The approval comes a day after the Senate did the same. President Trump is expected to sign the bill.
“This legislation will create more certainty for nuclear plant operations, without compromising safety or government oversight, and encourage greater investment for the next generation of nuclear power,” said cosponsors Reps. Greg Walden, R-Ore., and Fred Upton, R-Mich. “We look forward to the president signing this important, bipartisan legislation into law.”
The legislation directs the Nuclear Regulatory Commission to create a licensing process for advanced reactors that is less prescriptive, allowing for faster approvals.
Advanced reactors are seen as key to improving the fortunes of nuclear energy, which emits no carbon, giving it a level of bipartisan support for its potential to help combat climate change.
“It’s heartening to again see Congress step up to the plate in a big bipartisan way to bolster advanced nuclear technologies that are major part of the future of U.S. and global clean and reliable power,” said Rich Powell, executive director of ClearPath, a conservative group that supports nuclear energy. “Bringing any new energy technology into the marketplace is daunting, and that’s doubly-true for heavily regulated industries like nuclear.”

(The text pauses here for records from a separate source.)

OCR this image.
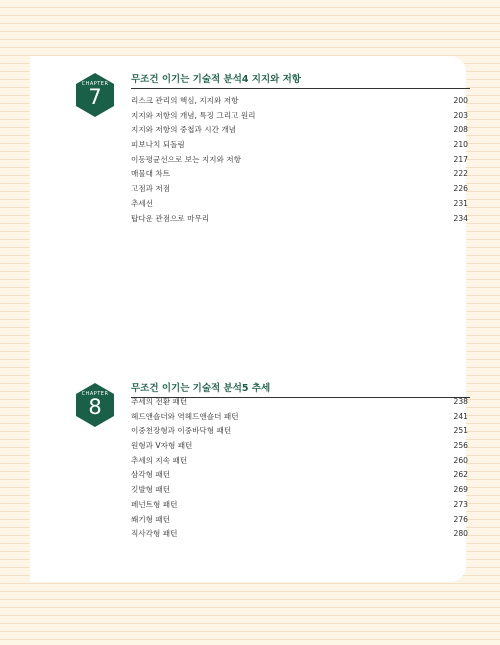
CHAPTER
7
무조건 이기는 기술적 분석4 지지와 저항
리스크 관리의 핵심, 지지와 저항	200
지지와 저항의 개념, 특징 그리고 원리	203
지지와 저항의 중첩과 시간 개념	208
피보나치 되돌림	210
이동평균선으로 보는 지지와 저항	217
매물대 차트	222
고점과 저점	226
추세선	231
탑다운 관점으로 마무리	234
CHAPTER
8
무조건 이기는 기술적 분석5 추세
추세의 전환 패턴	238
헤드앤숄더와 역헤드앤숄더 패턴	241
이중천장형과 이중바닥형 패턴	251
원형과 V자형 패턴	256
추세의 지속 패턴	260
삼각형 패턴	262
깃발형 패턴	269
페넌트형 패턴	273
쐐기형 패턴	276
직사각형 패턴	280
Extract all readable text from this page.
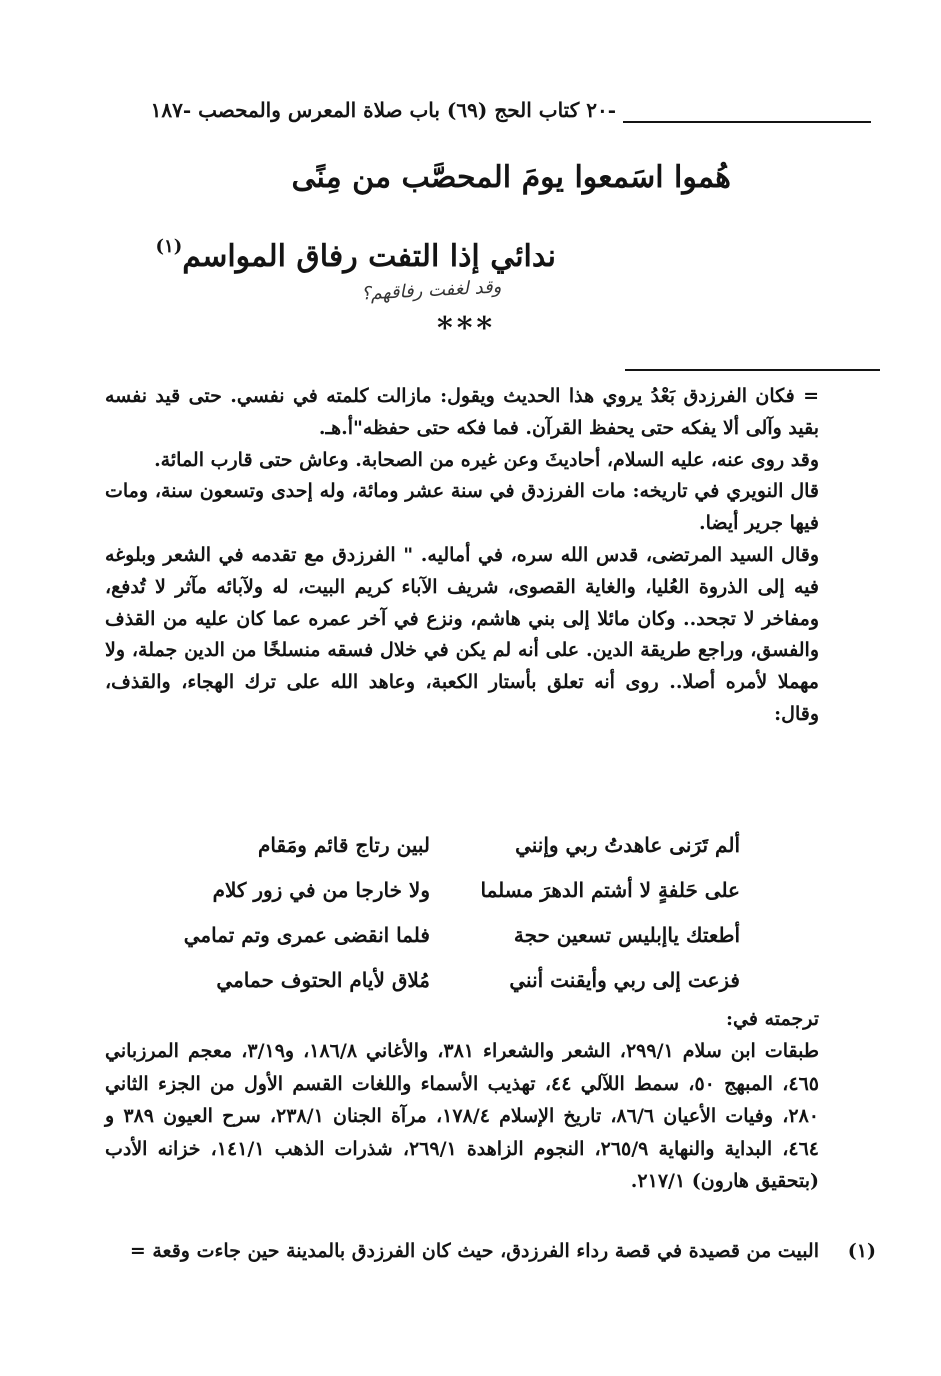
-٢٠ كتاب الحج (٦٩) باب صلاة المعرس والمحصب -١٨٧
هُموا اسَمعوا يومَ المحصَّب من مِنًى
ندائي إذا التفت رفاق المواسم$^{(١)}$
وقد لغفت رفاقهم؟
***

= فكان الفرزدق بَعْدُ يروي هذا الحديث ويقول: مازالت كلمته في نفسي. حتى قيد نفسه بقيد وآلى ألا يفكه حتى يحفظ القرآن. فما فكه حتى حفظه"أ.هـ.

وقد روى عنه، عليه السلام، أحاديثَ وعن غيره من الصحابة. وعاش حتى قارب المائة.

قال النويري في تاريخه: مات الفرزدق في سنة عشر ومائة، وله إحدى وتسعون سنة، ومات فيها جرير أيضا.

وقال السيد المرتضى، قدس الله سره، في أماليه. " الفرزدق مع تقدمه في الشعر وبلوغه فيه إلى الذروة العُليا، والغاية القصوى، شريف الآباء كريم البيت، له ولآبائه مآثر لا تُدفع، ومفاخر لا تجحد.. وكان مائلا إلى بني هاشم، ونزع في آخر عمره عما كان عليه من القذف والفسق، وراجع طريقة الدين. على أنه لم يكن في خلال فسقه منسلخًا من الدين جملة، ولا مهملا لأمره أصلا.. روى أنه تعلق بأستار الكعبة، وعاهد الله على ترك الهجاء، والقذف، وقال:

ألم تَرَنى عاهدتُ ربي وإنني
لبين رتاج قائم ومَقام
على حَلفةٍ لا أشتم الدهرَ مسلما
ولا خارجا من في زور كلام
أطعتك ياإبليس تسعين حجة
فلما انقضى عمرى وتم تمامي
فزعت إلى ربي وأيقنت أنني
مُلاق لأيام الحتوف حمامي

ترجمته في:

طبقات ابن سلام ٢٩٩/١، الشعر والشعراء ٣٨١، والأغاني ١٨٦/٨، و٣/١٩، معجم المرزباني ٤٦٥، المبهج ٥٠، سمط اللآلي ٤٤، تهذيب الأسماء واللغات القسم الأول من الجزء الثاني ٢٨٠، وفيات الأعيان ٨٦/٦، تاريخ الإسلام ١٧٨/٤، مرآة الجنان ٢٣٨/١، سرح العيون ٣٨٩ و ٤٦٤، البداية والنهاية ٢٦٥/٩، النجوم الزاهدة ٢٦٩/١، شذرات الذهب ١٤١/١، خزانه الأدب (بتحقيق هارون) ٢١٧/١.

(١)
البيت من قصيدة في قصة رداء الفرزدق، حيث كان الفرزدق بالمدينة حين جاءت وقعة =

The smaller advanced reactors, still in the development phase, are supposed to be cheaper to operate and safer because they produce less waste.
“I am proud to have worked with this bipartisan group on this bill, which will give our nuclear regulator the flexibility it needs to bring new, safe reactors online to produce carbon-free energy,” said Sen. Sheldon Whitehouse, D-R.I., a cosponsor of the Senate version of the bill, which was introduced by Sen. John Barrasso, R-Wyo., chairman of the Environment and Public Works Committee.
The nuclear industry got more help on Friday, when the Energy Department announced a plan to purchase power from advanced reactors designed by NuScale Power.
The Energy Department said it will buy power from two of 12 advanced nuclear reactors being built by utility Utah Associated Municipal Power Systems at the site of the Idaho National Laboratory.
The agreement stipulates that one of the reactors will be used for research and development and another for power needed by the lab, which is under the purview of the Energy Department.